2) There were concerns about the statistical methods. First, in the operant training group authors performed more than one statistical test, but did not account for multiplicity, which pose a risk of false discovery. Further, in one of those tests (Figure 4B), authors report one-tailed t-test, which seems unjustified (one-tailed should only be used in cases where it is impossible to obtain the other tail, which is not the case here if we understand the measures correctly). Given that the one-tailed test gave p<0.02, and that multiple comparisons were not accounted for, the correct p-value should be 0.08.

We have revised our statistical testing in consultation with the biostatistics service of the UCSF Clinical and Translational Science Institute. In an expanded “Statistics” subsection of Materials and methods, we provide a more detailed description of statistical testing, and include additional information regarding directionality of hypothesis testing and corrections for multiple comparisons in the main text and figure legends.

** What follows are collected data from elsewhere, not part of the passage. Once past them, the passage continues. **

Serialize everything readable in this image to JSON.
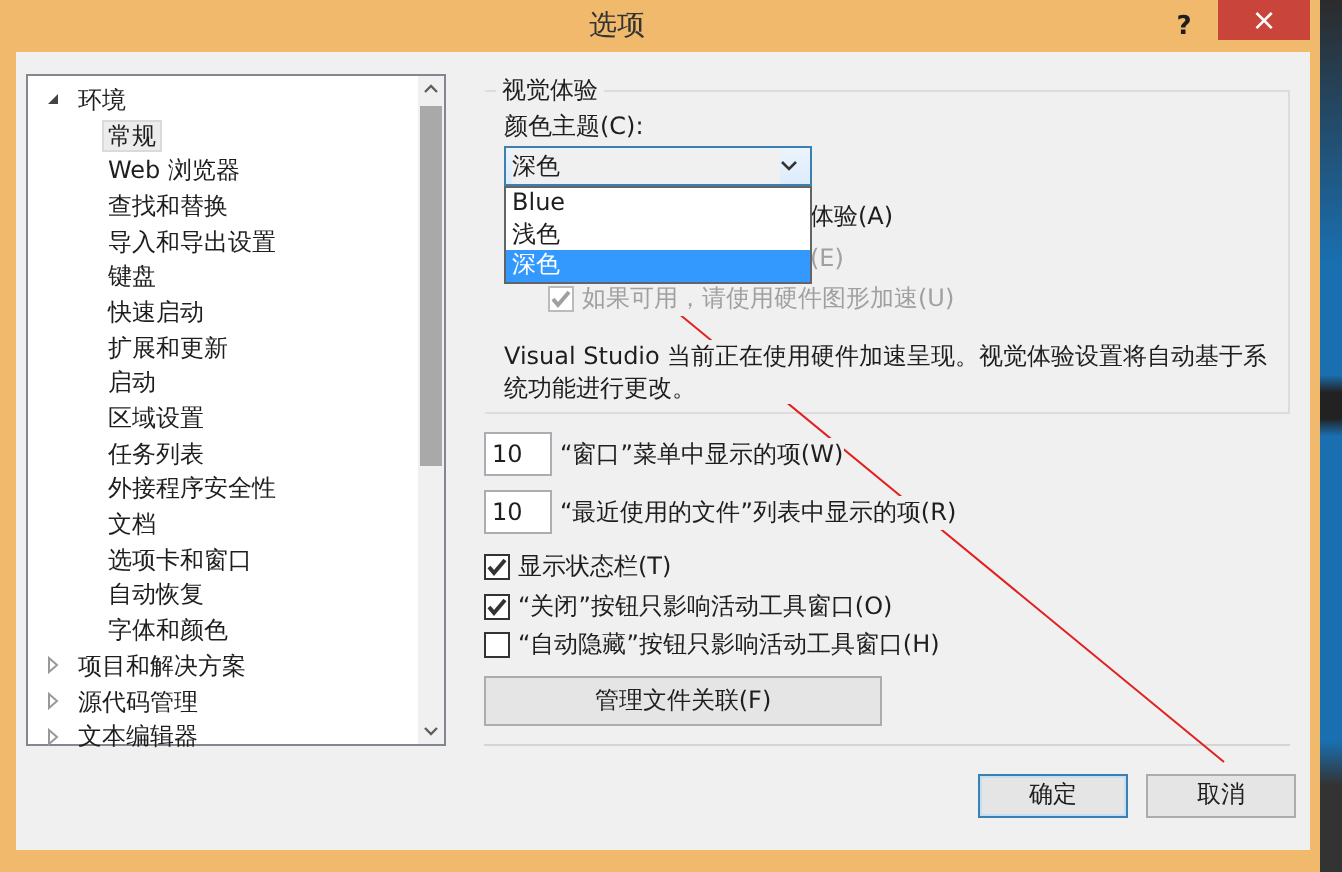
{
  "window": {
    "title": "选项",
    "help": "?",
    "close": "×"
  },
  "tree": [
    {
      "label": "环境",
      "expanded": true,
      "selected": false,
      "children": [
        {
          "label": "常规",
          "selected": true
        },
        {
          "label": "Web 浏览器",
          "selected": false
        },
        {
          "label": "查找和替换",
          "selected": false
        },
        {
          "label": "导入和导出设置",
          "selected": false
        },
        {
          "label": "键盘",
          "selected": false
        },
        {
          "label": "快速启动",
          "selected": false
        },
        {
          "label": "扩展和更新",
          "selected": false
        },
        {
          "label": "启动",
          "selected": false
        },
        {
          "label": "区域设置",
          "selected": false
        },
        {
          "label": "任务列表",
          "selected": false
        },
        {
          "label": "外接程序安全性",
          "selected": false
        },
        {
          "label": "文档",
          "selected": false
        },
        {
          "label": "选项卡和窗口",
          "selected": false
        },
        {
          "label": "自动恢复",
          "selected": false
        },
        {
          "label": "字体和颜色",
          "selected": false
        }
      ]
    },
    {
      "label": "项目和解决方案",
      "expanded": false,
      "selected": false
    },
    {
      "label": "源代码管理",
      "expanded": false,
      "selected": false
    },
    {
      "label": "文本编辑器",
      "expanded": false,
      "selected": false
    }
  ],
  "visual_experience": {
    "legend": "视觉体验",
    "theme_label": "颜色主题(C):",
    "theme_value": "深色",
    "dropdown_open": true,
    "theme_options": [
      {
        "label": "Blue",
        "selected": false
      },
      {
        "label": "浅色",
        "selected": false
      },
      {
        "label": "深色",
        "selected": true
      }
    ],
    "covered_options": [
      {
        "label": "体验(A)",
        "disabled": false
      },
      {
        "label": "(E)",
        "disabled": true
      }
    ],
    "hardware_option": {
      "label": "如果可用，请使用硬件图形加速(U)",
      "checked": true,
      "disabled": true
    },
    "description": "Visual Studio 当前正在使用硬件加速呈现。视觉体验设置将自动基于系统功能进行更改。"
  },
  "counts": [
    {
      "value": "10",
      "label": "“窗口”菜单中显示的项(W)"
    },
    {
      "value": "10",
      "label": "“最近使用的文件”列表中显示的项(R)"
    }
  ],
  "checkboxes": [
    {
      "label": "显示状态栏(T)",
      "checked": true
    },
    {
      "label": "“关闭”按钮只影响活动工具窗口(O)",
      "checked": true
    },
    {
      "label": "“自动隐藏”按钮只影响活动工具窗口(H)",
      "checked": false
    }
  ],
  "manage_button": "管理文件关联(F)",
  "buttons": [
    {
      "label": "确定",
      "default": true
    },
    {
      "label": "取消",
      "default": false
    }
  ]
}
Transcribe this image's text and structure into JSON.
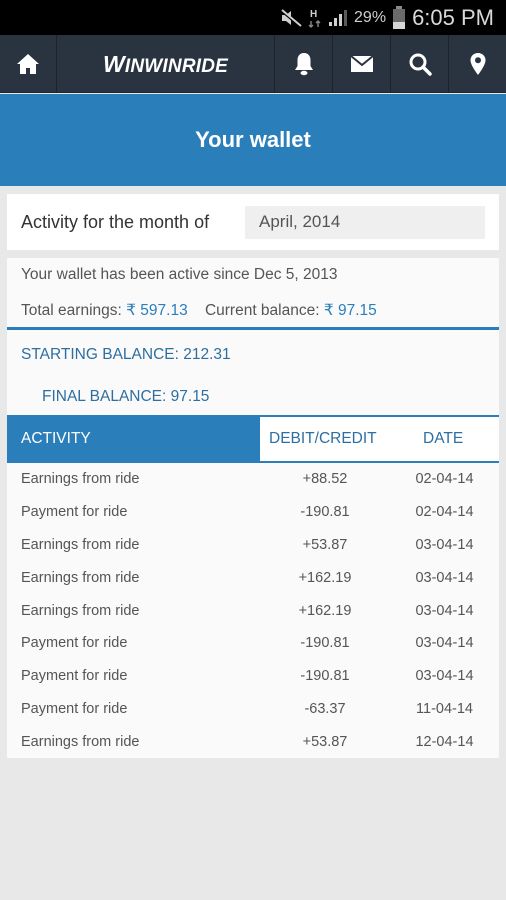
{
  "status_bar": {
    "icons": [
      "mute-icon",
      "hspa-data-icon",
      "signal-icon",
      "battery-icon"
    ],
    "battery_percent": "29%",
    "time": "6:05 PM"
  },
  "navbar": {
    "home_icon": "home-icon",
    "brand": "WinWinRide",
    "brand_display": "WINWINRIDE",
    "icons": [
      "bell-icon",
      "mail-icon",
      "search-icon",
      "location-pin-icon"
    ]
  },
  "header": {
    "title": "Your wallet"
  },
  "month": {
    "label": "Activity for the month of",
    "selected": "April, 2014"
  },
  "summary": {
    "active_since_text": "Your wallet has been active since Dec 5, 2013",
    "total_earnings_label": "Total earnings:",
    "total_earnings_value": "₹ 597.13",
    "current_balance_label": "Current balance:",
    "current_balance_value": "₹ 97.15"
  },
  "balances": {
    "starting_label": "STARTING BALANCE:",
    "starting_value": "212.31",
    "final_label": "FINAL BALANCE:",
    "final_value": "97.15"
  },
  "table": {
    "headers": {
      "activity": "ACTIVITY",
      "amount": "DEBIT/CREDIT",
      "date": "DATE"
    },
    "rows": [
      {
        "activity": "Earnings from ride",
        "amount": "+88.52",
        "date": "02-04-14"
      },
      {
        "activity": "Payment for ride",
        "amount": "-190.81",
        "date": "02-04-14"
      },
      {
        "activity": "Earnings from ride",
        "amount": "+53.87",
        "date": "03-04-14"
      },
      {
        "activity": "Earnings from ride",
        "amount": "+162.19",
        "date": "03-04-14"
      },
      {
        "activity": "Earnings from ride",
        "amount": "+162.19",
        "date": "03-04-14"
      },
      {
        "activity": "Payment for ride",
        "amount": "-190.81",
        "date": "03-04-14"
      },
      {
        "activity": "Payment for ride",
        "amount": "-190.81",
        "date": "03-04-14"
      },
      {
        "activity": "Payment for ride",
        "amount": "-63.37",
        "date": "11-04-14"
      },
      {
        "activity": "Earnings from ride",
        "amount": "+53.87",
        "date": "12-04-14"
      }
    ]
  },
  "colors": {
    "accent": "#2a7fbb",
    "navbar": "#2a3441",
    "background": "#e8e8e8"
  }
}
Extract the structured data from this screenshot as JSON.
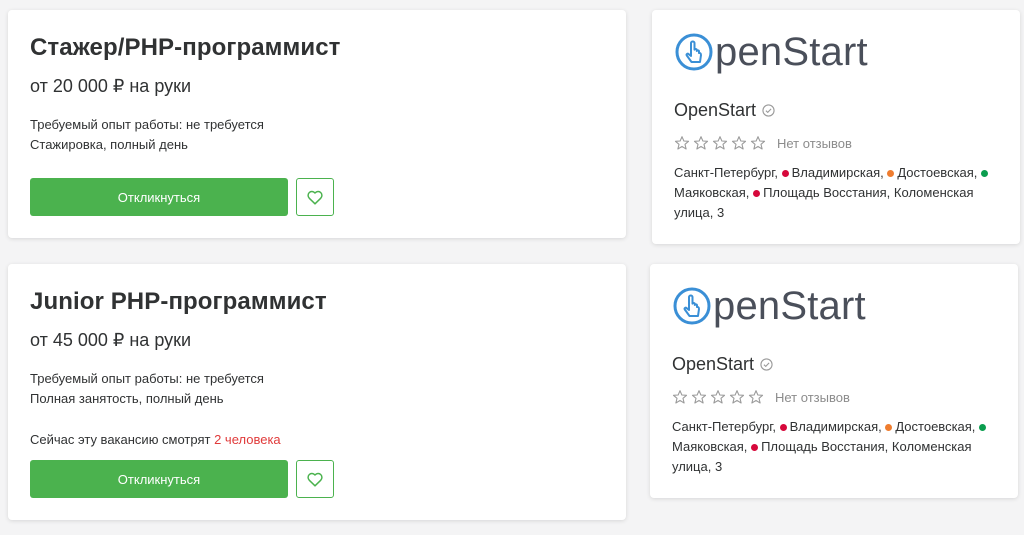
{
  "vacancies": [
    {
      "title": "Стажер/PHP-программист",
      "salary": "от 20 000 ₽ на руки",
      "experience": "Требуемый опыт работы: не требуется",
      "schedule": "Стажировка, полный день",
      "respond_label": "Откликнуться"
    },
    {
      "title": "Junior PHP-программист",
      "salary": "от 45 000 ₽ на руки",
      "experience": "Требуемый опыт работы: не требуется",
      "schedule": "Полная занятость, полный день",
      "watchers_prefix": "Сейчас эту вакансию смотрят ",
      "watchers_count": "2 человека",
      "respond_label": "Откликнуться"
    }
  ],
  "companies": [
    {
      "logo_text": "penStart",
      "name": "OpenStart",
      "rating_stars": 0,
      "reviews": "Нет отзывов",
      "city": "Санкт-Петербург,",
      "metro": [
        {
          "name": "Владимирская,",
          "color": "#d6083b"
        },
        {
          "name": "Достоевская,",
          "color": "#ef7d2f"
        },
        {
          "name": "Маяковская,",
          "color": "#0a9d4e"
        },
        {
          "name": "Площадь Восстания,",
          "color": "#d6083b"
        }
      ],
      "street": "Коломенская улица, 3"
    },
    {
      "logo_text": "penStart",
      "name": "OpenStart",
      "rating_stars": 0,
      "reviews": "Нет отзывов",
      "city": "Санкт-Петербург,",
      "metro": [
        {
          "name": "Владимирская,",
          "color": "#d6083b"
        },
        {
          "name": "Достоевская,",
          "color": "#ef7d2f"
        },
        {
          "name": "Маяковская,",
          "color": "#0a9d4e"
        },
        {
          "name": "Площадь Восстания,",
          "color": "#d6083b"
        }
      ],
      "street": "Коломенская улица, 3"
    }
  ],
  "icons": {
    "favorite": "heart-icon",
    "verified": "check-circle-icon",
    "star": "star-outline-icon",
    "logo": "hand-pointer-icon"
  },
  "colors": {
    "accent": "#4bb24e",
    "highlight": "#e03a3a",
    "logo_blue": "#3a8fd6"
  }
}
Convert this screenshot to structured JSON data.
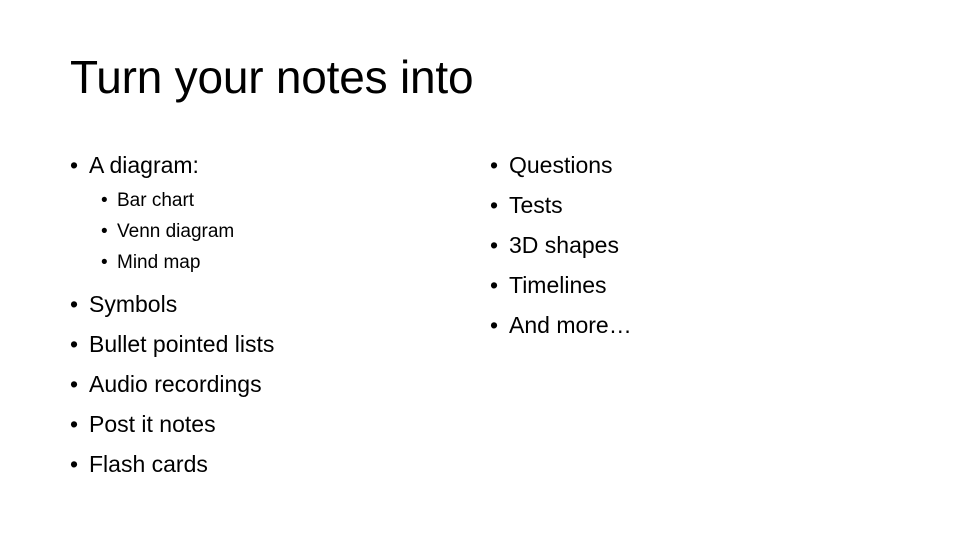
{
  "slide": {
    "title": "Turn your notes into",
    "bullet_glyph": "•",
    "text_color": "#000000",
    "background_color": "#ffffff",
    "left_column": [
      {
        "level": 1,
        "label": "A diagram:",
        "children": [
          {
            "level": 2,
            "label": "Bar chart"
          },
          {
            "level": 2,
            "label": "Venn diagram"
          },
          {
            "level": 2,
            "label": "Mind map"
          }
        ]
      },
      {
        "level": 1,
        "label": "Symbols"
      },
      {
        "level": 1,
        "label": "Bullet pointed lists"
      },
      {
        "level": 1,
        "label": "Audio recordings"
      },
      {
        "level": 1,
        "label": "Post it notes"
      },
      {
        "level": 1,
        "label": "Flash cards"
      }
    ],
    "right_column": [
      {
        "level": 1,
        "label": "Questions"
      },
      {
        "level": 1,
        "label": "Tests"
      },
      {
        "level": 1,
        "label": "3D shapes"
      },
      {
        "level": 1,
        "label": "Timelines"
      },
      {
        "level": 1,
        "label": "And more…"
      }
    ]
  }
}
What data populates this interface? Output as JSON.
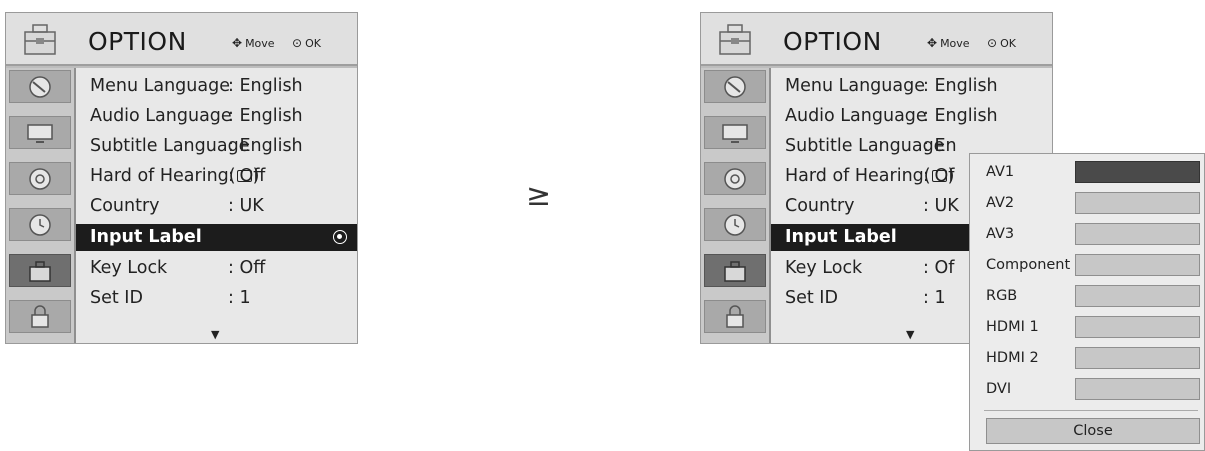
{
  "menu": {
    "title": "OPTION",
    "hint_move": "Move",
    "hint_ok": "OK",
    "items": [
      {
        "label": "Menu Language",
        "value": ": English"
      },
      {
        "label": "Audio Language",
        "value": ": English"
      },
      {
        "label": "Subtitle Language",
        "value": ": English"
      },
      {
        "label": "Hard of Hearing(",
        "label_suffix": ")",
        "value": ": Off"
      },
      {
        "label": "Country",
        "value": ": UK"
      },
      {
        "label": "Input Label",
        "value": ""
      },
      {
        "label": "Key Lock",
        "value": ": Off"
      },
      {
        "label": "Set ID",
        "value": ": 1"
      }
    ],
    "selected_index": 5,
    "sidebar_icons": [
      "satellite-dish-icon",
      "monitor-icon",
      "speaker-icon",
      "clock-icon",
      "toolbox-icon",
      "lock-icon"
    ],
    "active_tab": "toolbox-icon"
  },
  "right_menu_values": [
    ": English",
    ": English",
    ": En",
    ": Of",
    ": UK",
    "",
    ": Of",
    ": 1"
  ],
  "step_arrow": "≥",
  "popup": {
    "items": [
      "AV1",
      "AV2",
      "AV3",
      "Component",
      "RGB",
      "HDMI 1",
      "HDMI 2",
      "DVI"
    ],
    "selected_index": 0,
    "close_label": "Close"
  }
}
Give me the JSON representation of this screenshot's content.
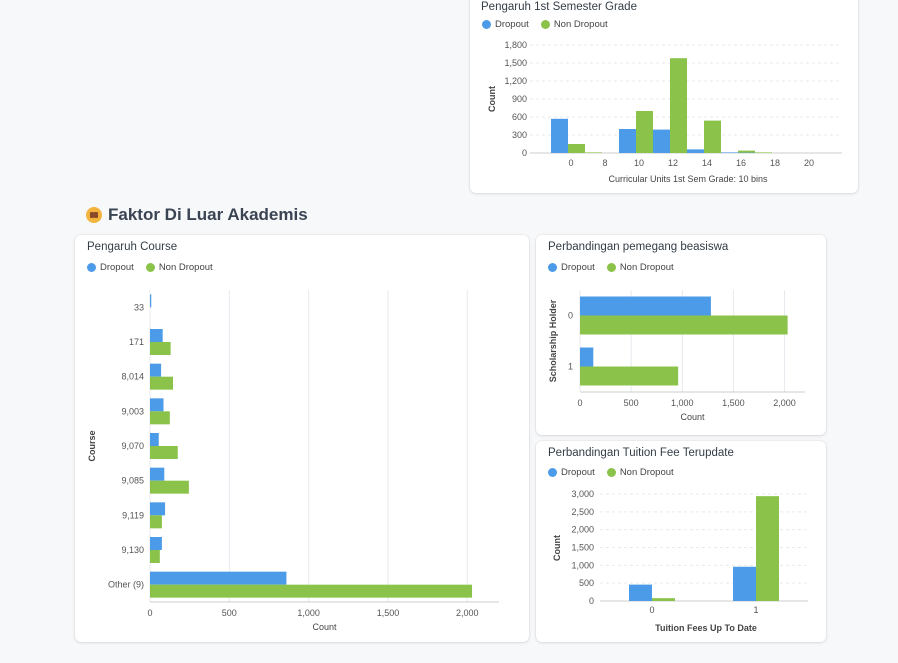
{
  "colors": {
    "dropout": "#4c9be8",
    "non_dropout": "#8bc34a"
  },
  "legend": {
    "dropout": "Dropout",
    "non_dropout": "Non Dropout"
  },
  "section": {
    "title": "Faktor Di Luar Akademis",
    "icon": "family-icon"
  },
  "cards": {
    "semester": {
      "title": "Pengaruh 1st Semester Grade"
    },
    "course": {
      "title": "Pengaruh Course"
    },
    "scholarship": {
      "title": "Perbandingan pemegang beasiswa"
    },
    "tuition": {
      "title": "Perbandingan Tuition Fee Terupdate"
    }
  },
  "chart_data": [
    {
      "id": "semester",
      "type": "bar",
      "title": "Pengaruh 1st Semester Grade",
      "xlabel": "Curricular Units 1st Sem Grade: 10 bins",
      "ylabel": "Count",
      "x_ticks": [
        "0",
        "8",
        "10",
        "12",
        "14",
        "16",
        "18",
        "20"
      ],
      "y_ticks": [
        "0",
        "300",
        "600",
        "900",
        "1,200",
        "1,500",
        "1,800"
      ],
      "ylim": [
        0,
        1800
      ],
      "bins": [
        {
          "x0": -1,
          "x1": 1,
          "dropout": 570,
          "non_dropout": 150
        },
        {
          "x0": 1,
          "x1": 3,
          "dropout": 0,
          "non_dropout": 10
        },
        {
          "x0": 9,
          "x1": 11,
          "dropout": 400,
          "non_dropout": 700
        },
        {
          "x0": 11,
          "x1": 13,
          "dropout": 390,
          "non_dropout": 1580
        },
        {
          "x0": 13,
          "x1": 15,
          "dropout": 60,
          "non_dropout": 540
        },
        {
          "x0": 15,
          "x1": 17,
          "dropout": 10,
          "non_dropout": 40
        },
        {
          "x0": 17,
          "x1": 19,
          "dropout": 5,
          "non_dropout": 10
        }
      ],
      "series": [
        {
          "name": "Dropout"
        },
        {
          "name": "Non Dropout"
        }
      ]
    },
    {
      "id": "course",
      "type": "bar",
      "orientation": "horizontal",
      "title": "Pengaruh Course",
      "xlabel": "Count",
      "ylabel": "Course",
      "categories": [
        "33",
        "171",
        "8,014",
        "9,003",
        "9,070",
        "9,085",
        "9,119",
        "9,130",
        "Other (9)"
      ],
      "series": [
        {
          "name": "Dropout",
          "values": [
            8,
            80,
            70,
            85,
            55,
            90,
            95,
            75,
            860
          ]
        },
        {
          "name": "Non Dropout",
          "values": [
            0,
            130,
            145,
            125,
            175,
            245,
            75,
            62,
            2030
          ]
        }
      ],
      "x_ticks": [
        "0",
        "500",
        "1,000",
        "1,500",
        "2,000"
      ],
      "xlim": [
        0,
        2200
      ]
    },
    {
      "id": "scholarship",
      "type": "bar",
      "orientation": "horizontal",
      "title": "Perbandingan pemegang beasiswa",
      "xlabel": "Count",
      "ylabel": "Scholarship Holder",
      "categories": [
        "0",
        "1"
      ],
      "series": [
        {
          "name": "Dropout",
          "values": [
            1280,
            130
          ]
        },
        {
          "name": "Non Dropout",
          "values": [
            2030,
            960
          ]
        }
      ],
      "x_ticks": [
        "0",
        "500",
        "1,000",
        "1,500",
        "2,000"
      ],
      "xlim": [
        0,
        2200
      ]
    },
    {
      "id": "tuition",
      "type": "bar",
      "title": "Perbandingan Tuition Fee Terupdate",
      "xlabel": "Tuition Fees Up To Date",
      "ylabel": "Count",
      "categories": [
        "0",
        "1"
      ],
      "series": [
        {
          "name": "Dropout",
          "values": [
            460,
            960
          ]
        },
        {
          "name": "Non Dropout",
          "values": [
            80,
            2940
          ]
        }
      ],
      "y_ticks": [
        "0",
        "500",
        "1,000",
        "1,500",
        "2,000",
        "2,500",
        "3,000"
      ],
      "ylim": [
        0,
        3000
      ]
    }
  ]
}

We previously used one-tailed tests in instances where there was a directional hypothesis based on prior results. For example, we had hypothesized prior to the conduct of the cross-fostering experiments that home-reared birds would learn better than cross-fostered birds (rather than that they simply would be different, without regard to directionality). Similarly, for the computer tutoring experiments, we hypothesized that birds would learn better from tutor songs that had tempos matched to their genetic bias than from tutor songs that were unmatched. Our statistical consultancy endorsed the view that in cases such as this, where there is a directional hypothesis, one-tailed tests are appropriate. However, there is not universal agreement about what is the best practice, and we have therefore adopted the reviewer’s suggestion that we use more conservative two-tailed tests for the data in Figure 4B. Regarding multiple comparisons, we now use Holm-Bonferroni corrected p-values for statistical tests in all cases. Use of two-tailed tests versus one-tailed tests, and corrections for multiple comparisons, did not alter the statistical significance of any results of the study,

With respect to the results of Figure 4B: The p values for the one-tailed tests in Figure 4B that we previously reported as p < 0.02, had specific values of p = 0.006 (for comparison of F = T vs. F > T), p = 0.000004 (for comparison of F = T vs. F < T), and p = 0.0032 (for comparison of F < T vs. F>T). All three tests remain significant at p < 0.02 after switching to two-tailed tests and correcting for multiple comparisons using a Holm-Bonferroni correction.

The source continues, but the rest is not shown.